The most immediate effect of the shooting on official Washington is that House Republicans decided to postpone their plan to vote Wednesday on repealing President Obama's controversial health care reform, even though there is no indication the law in any way motivated the suspected shooter.

Authorities in Arizona were pursing a second person in connection with the shooting and trying to determine if the suspect, Jared Lee Loughner, acted alone or has ties to any radical group.

FBI Director Robert Mueller and federal authorities rushed to Arizona to lead the investigation and response to the shooting, in which six people died and Giffords and 13 others were wounded. U.S. Capitol Police also issued a warning to members of Congress to be on high alert.

"While the United States Capitol Police does not specifically discuss the security of Members of Congress including details on our protective measures, the United States Capitol Police has communicated with House Members of Congress advising them to take reasonable and prudent precautions regarding their personal safety and security," said Sgt. Kimberly Schneider of the U.S. Capitol Police in a written statement.

Leaders in both parties pledged not to let the events in Arizona bring Capitol Hill to a full halt.

House Minority Leader Nancy Pelosi went on with a planned constituent event in San Francisco Saturday.

Boehner held a special press conference this morning where he argued that lawmakers' duty is to carry on with their jobs despite the shooting.

"Public service is a high honor, but these tragic events remind us that all of us in our roles in service to our fellow citizens comes with a risk," Boehner said in Ohio. "This inhuman act should not and will not deter us from our calling to represent our constituents and to fulfill our oaths of office. No act, no matter how heinous, must be allowed to stop us from our duty."

Boehner and Pelosi, as leaders, both rate round-the-clock protection from the Capitol Police.

Most lawmakers, like Giffords, do not get special police protection.
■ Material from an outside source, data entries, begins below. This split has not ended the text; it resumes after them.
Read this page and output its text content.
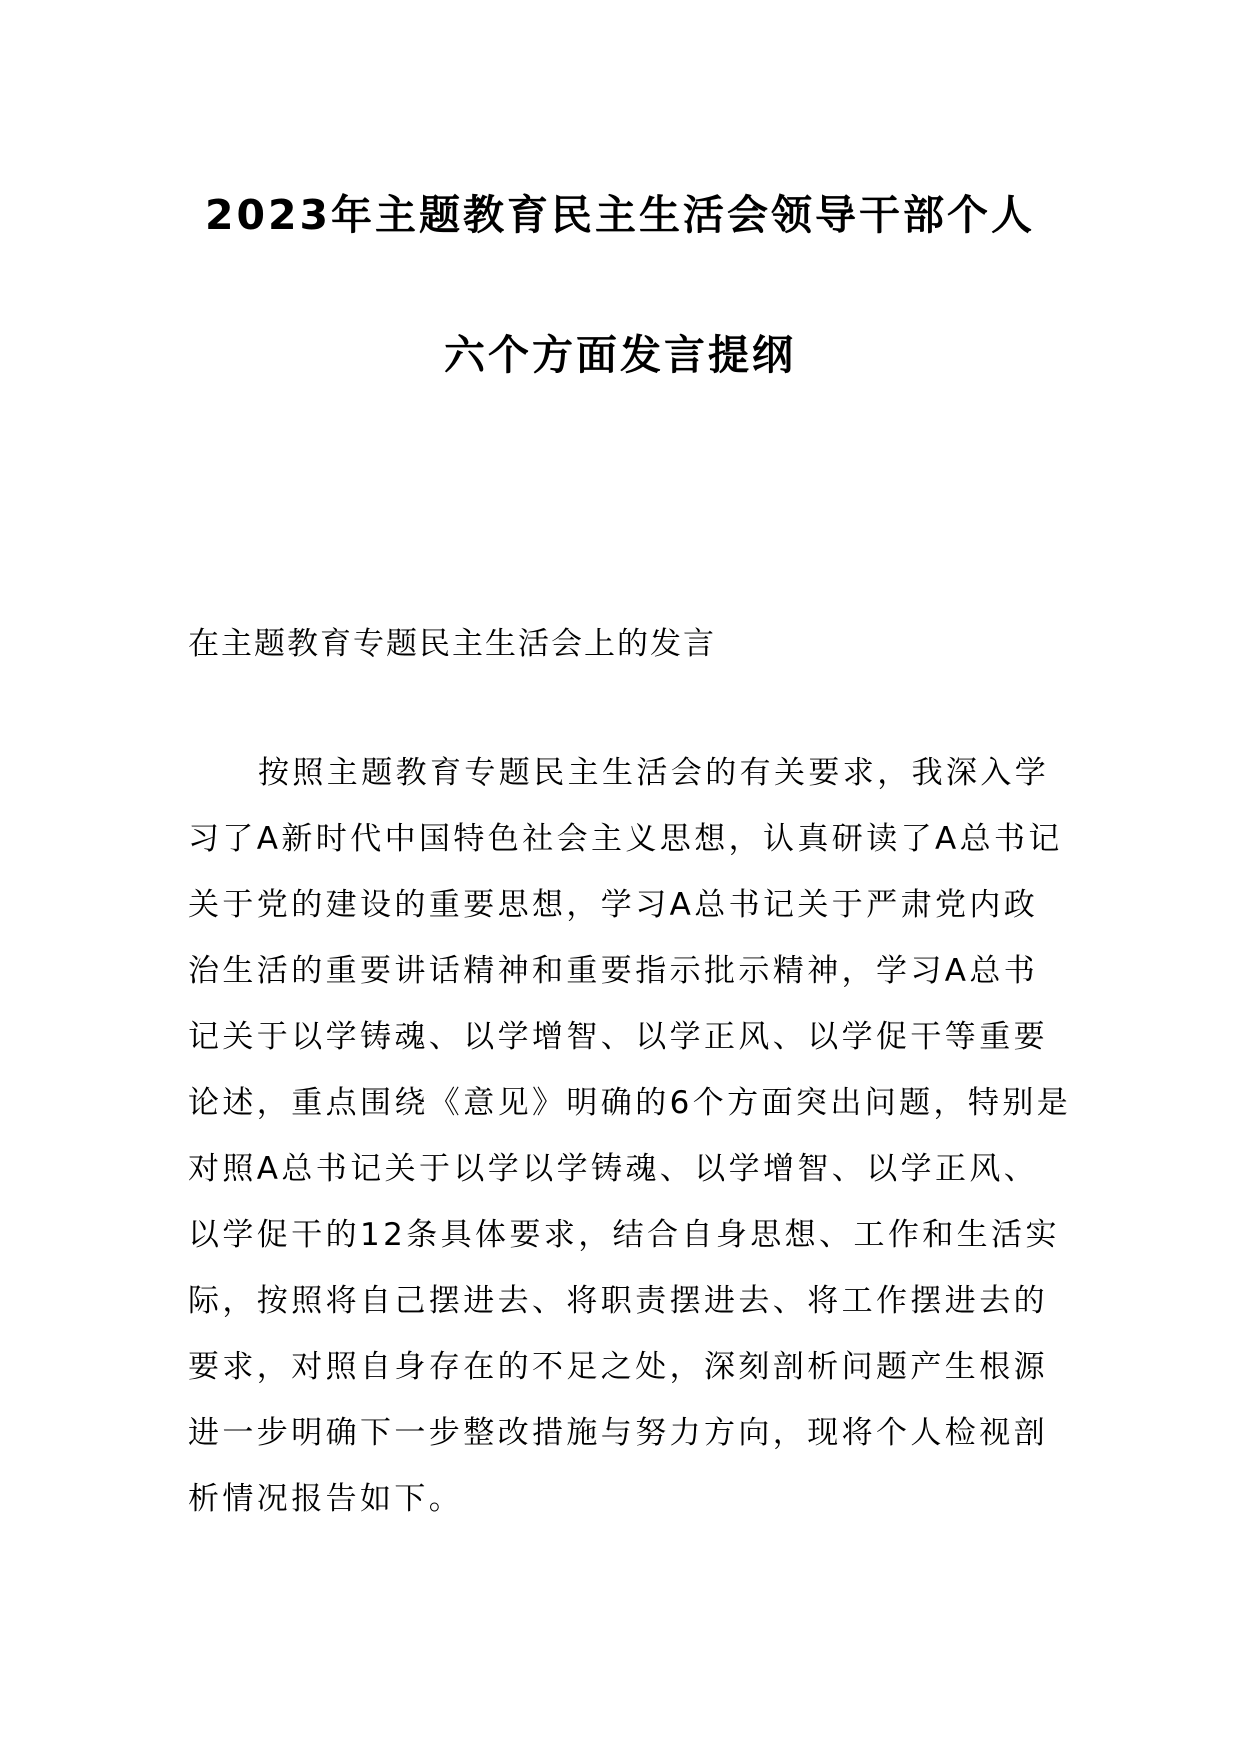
2023年主题教育民主生活会领导干部个人
六个方面发言提纲
在主题教育专题民主生活会上的发言
按照主题教育专题民主生活会的有关要求，我深入学
习了A新时代中国特色社会主义思想，认真研读了A总书记
关于党的建设的重要思想，学习A总书记关于严肃党内政
治生活的重要讲话精神和重要指示批示精神，学习A总书
记关于以学铸魂、以学增智、以学正风、以学促干等重要
论述，重点围绕《意见》明确的6个方面突出问题，特别是
对照A总书记关于以学以学铸魂、以学增智、以学正风、
以学促干的12条具体要求，结合自身思想、工作和生活实
际，按照将自己摆进去、将职责摆进去、将工作摆进去的
要求，对照自身存在的不足之处，深刻剖析问题产生根源
进一步明确下一步整改措施与努力方向，现将个人检视剖
析情况报告如下。
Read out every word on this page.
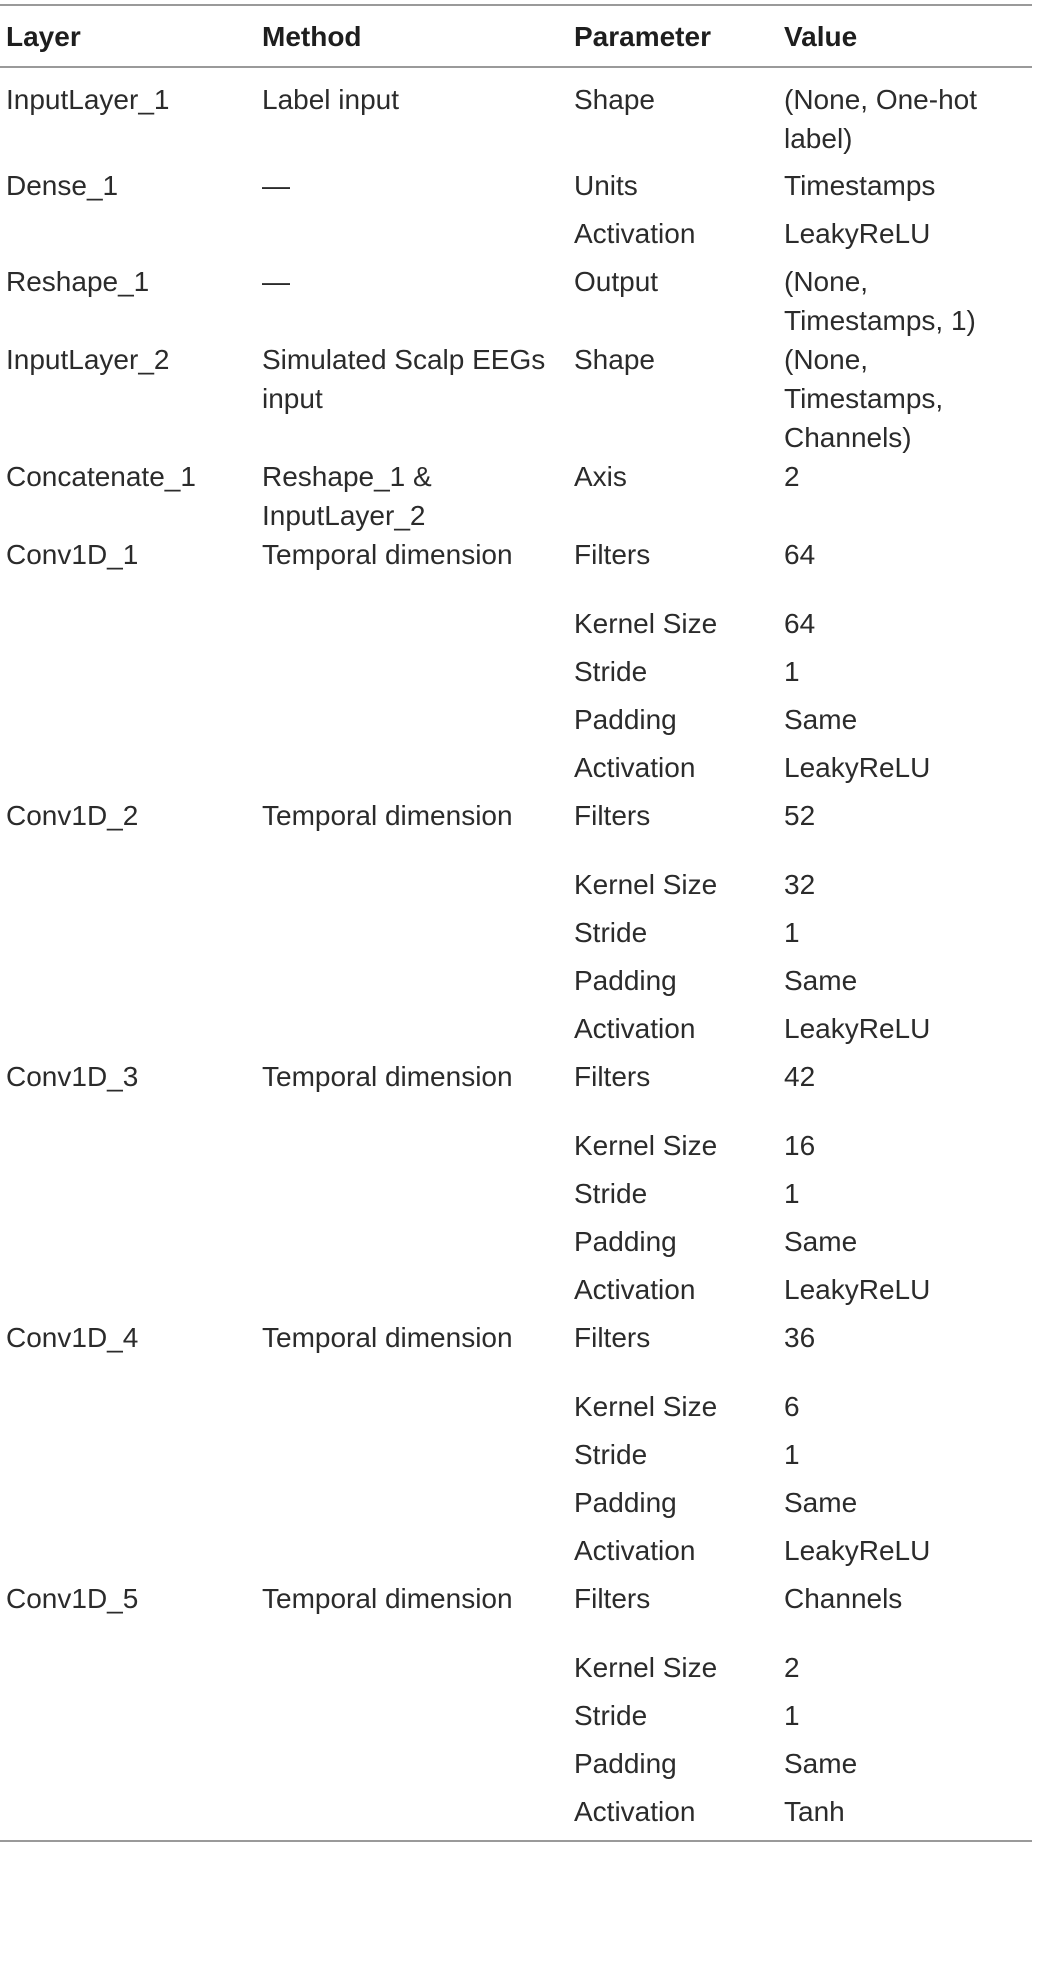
Layer	Method	Parameter	Value
InputLayer_1	Label input	Shape	(None, One-hot label)
Dense_1	—	Units	Timestamps
		Activation	LeakyReLU
Reshape_1	—	Output	(None, Timestamps, 1)
InputLayer_2	Simulated Scalp EEGs input	Shape	(None, Timestamps, Channels)
Concatenate_1	Reshape_1 & InputLayer_2	Axis	2
Conv1D_1	Temporal dimension	Filters	64
		Kernel Size	64
		Stride	1
		Padding	Same
		Activation	LeakyReLU
Conv1D_2	Temporal dimension	Filters	52
		Kernel Size	32
		Stride	1
		Padding	Same
		Activation	LeakyReLU
Conv1D_3	Temporal dimension	Filters	42
		Kernel Size	16
		Stride	1
		Padding	Same
		Activation	LeakyReLU
Conv1D_4	Temporal dimension	Filters	36
		Kernel Size	6
		Stride	1
		Padding	Same
		Activation	LeakyReLU
Conv1D_5	Temporal dimension	Filters	Channels
		Kernel Size	2
		Stride	1
		Padding	Same
		Activation	Tanh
Attacks on members of Congress are rare. The last federal lawmaker to die violently was Rep. Leo Ryan, D-Calif., who was shot and killed in Guyana in 1978 while on a trip investigating the Jonestown cult settlement there.

Rep. Jackie Speier, D-Calif., was with Ryan as an aide in 1978 and was shot five times. She survived and now represents the same Northern California district that Ryan did.

She told ABC News Saturday she's adamant, at least for her part, that security for members of congress not be increased at home.

"I certainly don't want to have to be required to have a police presence," she said. "If that's the case, then it's time for me to no longer be a congressmember."

It is not clear what motivated the shooter in Arizona.

Giffords' Arizona district office was vandalized after her vote for the health care bill in March 2010, but there are no references to that law in the rambling posts on the shooting suspect's Myspace and YouTube pages.

Her seat was one of the most competitive in the country and she barely defeated Tea Party favorite Jim Kelly last November.

Despite the lack of an apparent correlation between Giffords' shooting and any specific political vote or belief, some Democrats said they were taking special precautions after the shooting.

"We have taken appropriate steps in light of the tragedy today in Arizona," Justin Ohlemiller, district director for Rep. Andre Carson, D-Ind., told The Associated Press.

Lawmakers are left to their own devices for security at home. A staffer to Sen. Jim Webb, D-Virginia, was arrested in 2007 when he accidentally tried to take the senator's gun into a Capitol Hill Office building.

At the time, Webb said lawmakers have to be careful.

"I'm a strong supporter of the Second Amendment; I have had a permit to carry a weapon in Virginia for a long time; I believe that it's important; it's important to me personally and to a lot of people in the situation that I'm in to be able to defend myself and my family," he said.

Since the Sept. 11, 2001, attacks, he said, "it's a more dangerous time" for those serving in government.

"I'm not going to comment with great specificity about how I defend myself, but I do feel I have that right," he said. "We are required to defend ourselves."